How is it in a drought state of emergency, with deep concerns over affordable housing, education and public health services, UDOT has money to burn on projects that encourage car driving, undermine public safety and discourage active transportation and transit?

Cycling, running, resident and environmental organizations decry a tax-funded project eliminating this curving gateway boulevard to prized Big and Little Cottonwood Canyons in favor of 2.2 miles of reliably high speed travel for commuters 25 years from now.

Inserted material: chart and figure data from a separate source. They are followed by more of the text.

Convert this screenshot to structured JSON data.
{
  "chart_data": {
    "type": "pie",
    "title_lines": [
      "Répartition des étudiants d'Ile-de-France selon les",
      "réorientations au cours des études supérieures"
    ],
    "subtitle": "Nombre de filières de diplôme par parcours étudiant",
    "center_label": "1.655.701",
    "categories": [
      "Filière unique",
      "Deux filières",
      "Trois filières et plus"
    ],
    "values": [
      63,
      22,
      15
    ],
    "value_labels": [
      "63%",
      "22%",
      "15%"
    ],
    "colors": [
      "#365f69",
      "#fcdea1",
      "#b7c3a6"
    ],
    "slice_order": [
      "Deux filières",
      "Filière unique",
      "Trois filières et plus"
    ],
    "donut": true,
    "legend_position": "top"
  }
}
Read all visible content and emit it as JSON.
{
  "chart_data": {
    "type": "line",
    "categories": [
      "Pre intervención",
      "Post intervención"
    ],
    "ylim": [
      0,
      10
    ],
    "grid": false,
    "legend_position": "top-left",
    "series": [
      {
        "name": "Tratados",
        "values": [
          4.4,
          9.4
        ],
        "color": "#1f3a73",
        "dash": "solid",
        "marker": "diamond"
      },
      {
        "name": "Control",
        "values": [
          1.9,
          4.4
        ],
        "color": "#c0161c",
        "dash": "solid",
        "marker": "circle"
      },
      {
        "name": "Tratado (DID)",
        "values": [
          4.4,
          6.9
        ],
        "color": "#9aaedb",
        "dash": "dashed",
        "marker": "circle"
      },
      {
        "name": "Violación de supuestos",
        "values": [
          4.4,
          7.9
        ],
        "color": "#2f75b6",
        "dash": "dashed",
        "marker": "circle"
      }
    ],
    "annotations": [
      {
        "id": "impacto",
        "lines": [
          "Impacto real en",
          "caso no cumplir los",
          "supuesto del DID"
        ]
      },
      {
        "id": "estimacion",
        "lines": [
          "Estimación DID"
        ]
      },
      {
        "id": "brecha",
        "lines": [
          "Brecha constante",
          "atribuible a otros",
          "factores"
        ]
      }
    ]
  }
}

Why is UDOT so sure that old commuter trends will return? The COVID era has spawned growing public sentiment that air quality and quality of life is paramount.

Action steps for Salt Lake Valley residents can include getting city councils and Salt Lake County Council to produce, as they did in Park City in 2019, a resolution expressing “the preference for transportation solutions with less pavement and more transit support.” Safer by its very design.

Ellen Birrell, founder of SaveNotPave.org, Cottonwood Heights

Ellen Birrell, a youth advocate and founder of SaveNotPave.org, lives in a four-bicycle/one-car household in Cottonwood Heights.